Verified at N=4 validators, 1 Byzantine, 2 rounds. See formal/VERIFICATION.md for full results and limitations.

Known Limitations

  • Pre-staking emission: Total emission scales with validator count until first validator stakes. After staking activates, emission is fixed per round.
  • No per-peer rate limiting: Acceptable for current permissioned validator set.
  • Round synchronization: Nodes produce at independent round numbers, preventing in-round quorum. Finality happens via descendant accumulation across rounds.
  • Vertex ordering: O(V²) for the ordering step (not finality).
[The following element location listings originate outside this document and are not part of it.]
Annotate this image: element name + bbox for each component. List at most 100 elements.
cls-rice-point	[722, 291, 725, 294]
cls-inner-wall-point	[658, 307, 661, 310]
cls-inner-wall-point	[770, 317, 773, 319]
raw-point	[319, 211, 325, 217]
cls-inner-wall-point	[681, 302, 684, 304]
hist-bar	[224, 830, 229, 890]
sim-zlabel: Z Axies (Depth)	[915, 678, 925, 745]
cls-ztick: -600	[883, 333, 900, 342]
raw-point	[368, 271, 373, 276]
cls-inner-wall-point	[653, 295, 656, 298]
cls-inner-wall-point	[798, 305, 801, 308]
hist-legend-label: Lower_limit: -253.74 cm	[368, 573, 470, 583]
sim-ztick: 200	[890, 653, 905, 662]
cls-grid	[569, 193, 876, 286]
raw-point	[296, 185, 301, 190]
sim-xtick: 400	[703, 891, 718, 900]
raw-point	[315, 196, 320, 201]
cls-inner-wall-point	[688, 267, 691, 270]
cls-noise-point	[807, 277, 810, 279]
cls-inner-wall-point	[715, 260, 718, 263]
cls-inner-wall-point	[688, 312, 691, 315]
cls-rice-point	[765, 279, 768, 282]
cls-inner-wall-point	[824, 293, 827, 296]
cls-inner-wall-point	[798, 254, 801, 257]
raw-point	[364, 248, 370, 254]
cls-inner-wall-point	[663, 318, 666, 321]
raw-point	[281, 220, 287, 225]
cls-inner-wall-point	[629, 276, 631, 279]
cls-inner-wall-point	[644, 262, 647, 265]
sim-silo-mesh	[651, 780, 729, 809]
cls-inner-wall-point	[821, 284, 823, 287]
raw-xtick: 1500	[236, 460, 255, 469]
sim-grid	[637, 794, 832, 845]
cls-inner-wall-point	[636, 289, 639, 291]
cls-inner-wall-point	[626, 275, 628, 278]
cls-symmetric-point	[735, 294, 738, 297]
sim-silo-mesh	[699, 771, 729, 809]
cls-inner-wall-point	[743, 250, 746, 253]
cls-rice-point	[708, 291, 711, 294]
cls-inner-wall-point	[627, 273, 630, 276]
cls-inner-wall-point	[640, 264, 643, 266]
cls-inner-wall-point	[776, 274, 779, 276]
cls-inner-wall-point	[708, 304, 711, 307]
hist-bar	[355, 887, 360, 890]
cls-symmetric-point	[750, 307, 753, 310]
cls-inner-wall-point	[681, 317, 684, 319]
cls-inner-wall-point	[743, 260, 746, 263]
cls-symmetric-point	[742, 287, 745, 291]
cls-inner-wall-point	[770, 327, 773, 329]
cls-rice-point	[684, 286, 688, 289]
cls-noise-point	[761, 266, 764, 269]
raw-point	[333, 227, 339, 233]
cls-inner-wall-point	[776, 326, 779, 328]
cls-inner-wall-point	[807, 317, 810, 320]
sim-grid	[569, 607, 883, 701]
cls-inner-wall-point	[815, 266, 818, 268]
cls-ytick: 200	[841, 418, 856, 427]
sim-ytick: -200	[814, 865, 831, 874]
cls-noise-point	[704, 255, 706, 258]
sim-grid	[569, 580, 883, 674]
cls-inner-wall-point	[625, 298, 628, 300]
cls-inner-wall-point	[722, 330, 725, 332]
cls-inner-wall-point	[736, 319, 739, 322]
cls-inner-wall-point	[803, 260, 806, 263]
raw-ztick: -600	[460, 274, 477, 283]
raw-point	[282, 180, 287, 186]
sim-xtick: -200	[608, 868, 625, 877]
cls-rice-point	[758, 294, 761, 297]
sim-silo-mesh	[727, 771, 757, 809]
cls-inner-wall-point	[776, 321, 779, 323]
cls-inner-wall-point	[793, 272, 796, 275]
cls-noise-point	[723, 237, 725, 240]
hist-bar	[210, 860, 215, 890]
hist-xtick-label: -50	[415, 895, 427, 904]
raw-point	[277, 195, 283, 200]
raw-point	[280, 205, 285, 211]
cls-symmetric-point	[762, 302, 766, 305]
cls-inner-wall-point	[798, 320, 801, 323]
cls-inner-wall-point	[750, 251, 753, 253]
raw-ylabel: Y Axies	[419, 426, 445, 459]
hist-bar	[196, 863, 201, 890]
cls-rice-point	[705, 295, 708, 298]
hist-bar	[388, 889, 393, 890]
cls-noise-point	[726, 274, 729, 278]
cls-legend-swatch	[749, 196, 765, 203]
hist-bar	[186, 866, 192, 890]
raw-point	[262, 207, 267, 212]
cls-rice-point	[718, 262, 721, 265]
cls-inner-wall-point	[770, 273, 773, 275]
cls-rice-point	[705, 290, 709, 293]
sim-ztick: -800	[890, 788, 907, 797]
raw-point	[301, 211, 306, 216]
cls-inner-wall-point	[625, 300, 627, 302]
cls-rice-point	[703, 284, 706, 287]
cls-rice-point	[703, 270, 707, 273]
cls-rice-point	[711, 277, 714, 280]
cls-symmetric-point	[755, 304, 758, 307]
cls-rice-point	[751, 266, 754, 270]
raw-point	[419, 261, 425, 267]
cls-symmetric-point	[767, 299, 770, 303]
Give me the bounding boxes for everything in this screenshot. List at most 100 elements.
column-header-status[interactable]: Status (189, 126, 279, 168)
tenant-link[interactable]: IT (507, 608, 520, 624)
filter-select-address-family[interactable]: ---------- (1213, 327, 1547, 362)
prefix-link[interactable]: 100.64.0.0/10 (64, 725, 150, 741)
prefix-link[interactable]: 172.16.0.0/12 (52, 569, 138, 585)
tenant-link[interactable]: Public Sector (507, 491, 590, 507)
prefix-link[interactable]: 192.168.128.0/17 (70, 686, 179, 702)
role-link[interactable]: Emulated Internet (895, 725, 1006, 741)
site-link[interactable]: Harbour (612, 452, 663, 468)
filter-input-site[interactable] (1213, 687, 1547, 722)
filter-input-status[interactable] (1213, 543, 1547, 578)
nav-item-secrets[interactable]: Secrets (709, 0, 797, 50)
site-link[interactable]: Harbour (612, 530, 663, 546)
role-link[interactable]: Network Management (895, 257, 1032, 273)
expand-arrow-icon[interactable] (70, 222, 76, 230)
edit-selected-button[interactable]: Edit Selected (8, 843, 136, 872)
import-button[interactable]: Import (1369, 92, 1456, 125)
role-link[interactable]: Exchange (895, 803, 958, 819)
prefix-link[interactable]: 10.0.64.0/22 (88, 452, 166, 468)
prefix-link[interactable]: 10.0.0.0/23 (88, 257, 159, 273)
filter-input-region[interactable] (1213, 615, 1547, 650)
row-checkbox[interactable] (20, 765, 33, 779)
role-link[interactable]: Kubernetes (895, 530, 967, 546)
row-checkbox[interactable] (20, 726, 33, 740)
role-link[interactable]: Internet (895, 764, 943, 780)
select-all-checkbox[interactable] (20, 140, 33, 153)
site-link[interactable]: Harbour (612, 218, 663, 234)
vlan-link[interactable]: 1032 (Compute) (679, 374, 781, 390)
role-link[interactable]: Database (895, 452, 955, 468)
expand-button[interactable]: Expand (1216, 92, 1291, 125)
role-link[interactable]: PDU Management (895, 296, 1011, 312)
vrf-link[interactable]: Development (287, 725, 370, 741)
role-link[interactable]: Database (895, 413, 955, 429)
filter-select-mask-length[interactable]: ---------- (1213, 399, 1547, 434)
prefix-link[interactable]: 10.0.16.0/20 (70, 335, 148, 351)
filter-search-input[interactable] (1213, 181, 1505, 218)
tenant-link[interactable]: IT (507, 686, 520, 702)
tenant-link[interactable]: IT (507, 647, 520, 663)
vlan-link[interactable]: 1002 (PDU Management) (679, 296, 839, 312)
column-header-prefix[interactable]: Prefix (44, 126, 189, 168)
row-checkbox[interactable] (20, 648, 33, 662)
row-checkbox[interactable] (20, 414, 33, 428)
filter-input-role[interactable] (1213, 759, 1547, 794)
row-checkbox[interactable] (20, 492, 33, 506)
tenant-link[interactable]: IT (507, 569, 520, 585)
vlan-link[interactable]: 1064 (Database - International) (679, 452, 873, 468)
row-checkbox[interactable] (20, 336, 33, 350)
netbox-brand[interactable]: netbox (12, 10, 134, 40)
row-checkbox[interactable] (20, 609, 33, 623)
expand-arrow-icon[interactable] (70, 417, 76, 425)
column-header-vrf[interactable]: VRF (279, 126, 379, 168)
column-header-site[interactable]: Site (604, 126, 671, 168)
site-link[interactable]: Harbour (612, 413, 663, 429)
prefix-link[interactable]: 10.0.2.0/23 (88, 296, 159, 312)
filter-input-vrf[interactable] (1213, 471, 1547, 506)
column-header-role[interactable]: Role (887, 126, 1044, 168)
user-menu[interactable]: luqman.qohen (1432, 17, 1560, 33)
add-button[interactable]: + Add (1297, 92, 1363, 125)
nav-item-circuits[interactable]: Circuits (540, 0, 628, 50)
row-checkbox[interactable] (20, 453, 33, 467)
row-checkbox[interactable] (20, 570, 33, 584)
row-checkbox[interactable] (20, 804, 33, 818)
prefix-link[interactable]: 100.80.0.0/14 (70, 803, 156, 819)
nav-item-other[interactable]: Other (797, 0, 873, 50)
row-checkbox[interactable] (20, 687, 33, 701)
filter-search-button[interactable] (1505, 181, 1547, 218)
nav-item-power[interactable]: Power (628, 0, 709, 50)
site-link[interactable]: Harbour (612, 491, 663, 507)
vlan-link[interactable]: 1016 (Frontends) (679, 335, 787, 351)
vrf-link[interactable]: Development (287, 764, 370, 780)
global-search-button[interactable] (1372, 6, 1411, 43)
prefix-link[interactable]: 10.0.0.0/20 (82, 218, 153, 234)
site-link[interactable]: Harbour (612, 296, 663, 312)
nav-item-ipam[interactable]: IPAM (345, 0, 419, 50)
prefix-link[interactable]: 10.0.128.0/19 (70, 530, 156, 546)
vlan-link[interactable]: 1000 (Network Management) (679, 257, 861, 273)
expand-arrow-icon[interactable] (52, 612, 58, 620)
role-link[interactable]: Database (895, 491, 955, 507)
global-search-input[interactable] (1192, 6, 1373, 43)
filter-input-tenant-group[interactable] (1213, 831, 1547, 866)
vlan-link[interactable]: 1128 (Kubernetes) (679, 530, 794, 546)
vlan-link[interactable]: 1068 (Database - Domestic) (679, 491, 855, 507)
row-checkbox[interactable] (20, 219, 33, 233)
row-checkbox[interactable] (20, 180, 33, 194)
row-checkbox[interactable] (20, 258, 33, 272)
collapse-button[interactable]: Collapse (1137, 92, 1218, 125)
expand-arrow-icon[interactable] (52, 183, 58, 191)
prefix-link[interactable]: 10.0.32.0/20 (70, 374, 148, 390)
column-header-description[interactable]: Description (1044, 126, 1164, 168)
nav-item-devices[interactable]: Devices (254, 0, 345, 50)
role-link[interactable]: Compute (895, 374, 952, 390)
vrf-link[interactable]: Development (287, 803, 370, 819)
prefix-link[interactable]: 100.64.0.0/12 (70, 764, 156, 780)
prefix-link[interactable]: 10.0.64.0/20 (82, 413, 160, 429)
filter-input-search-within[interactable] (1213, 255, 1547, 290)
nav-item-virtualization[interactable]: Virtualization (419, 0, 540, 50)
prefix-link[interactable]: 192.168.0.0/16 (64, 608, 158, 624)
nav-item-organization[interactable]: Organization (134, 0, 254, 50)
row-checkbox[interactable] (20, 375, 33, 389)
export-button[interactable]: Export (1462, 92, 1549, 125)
Acceptable for <=21 validators.

Cryptography

  • Signing: Ed25519 via ed25519-dalek
  • Addresses: blake3(ed25519_public_key) — 32 bytes
  • Transactions: carry sender's public key for on-chain verification
  • DAG vertices: Ed25519-signed by the proposing validator
  • Block hashing: Blake3
  • Replay protection: NETWORK_ID prefix on all signable bytes

License

Business Source License 1.1 (BISL) - see LICENSE file.

Summary:

  • Free to use for operating validators, building wallets/explorers, and developing applications on UltraDAG
  • Cannot be used to launch competing blockchain networks
  • Converts to MIT License on March 10, 2030

About

Minimal DAG-BFT blockchain in Rust. Sub-4 MB full-node binary, 2–3 round deterministic finality, passkey-native wallets, runs on a $15 Raspberry Pi Zero 2 W. Built for IoT and machine-to-machine micropayments. Live testnet + 500k UDAG bug bounty.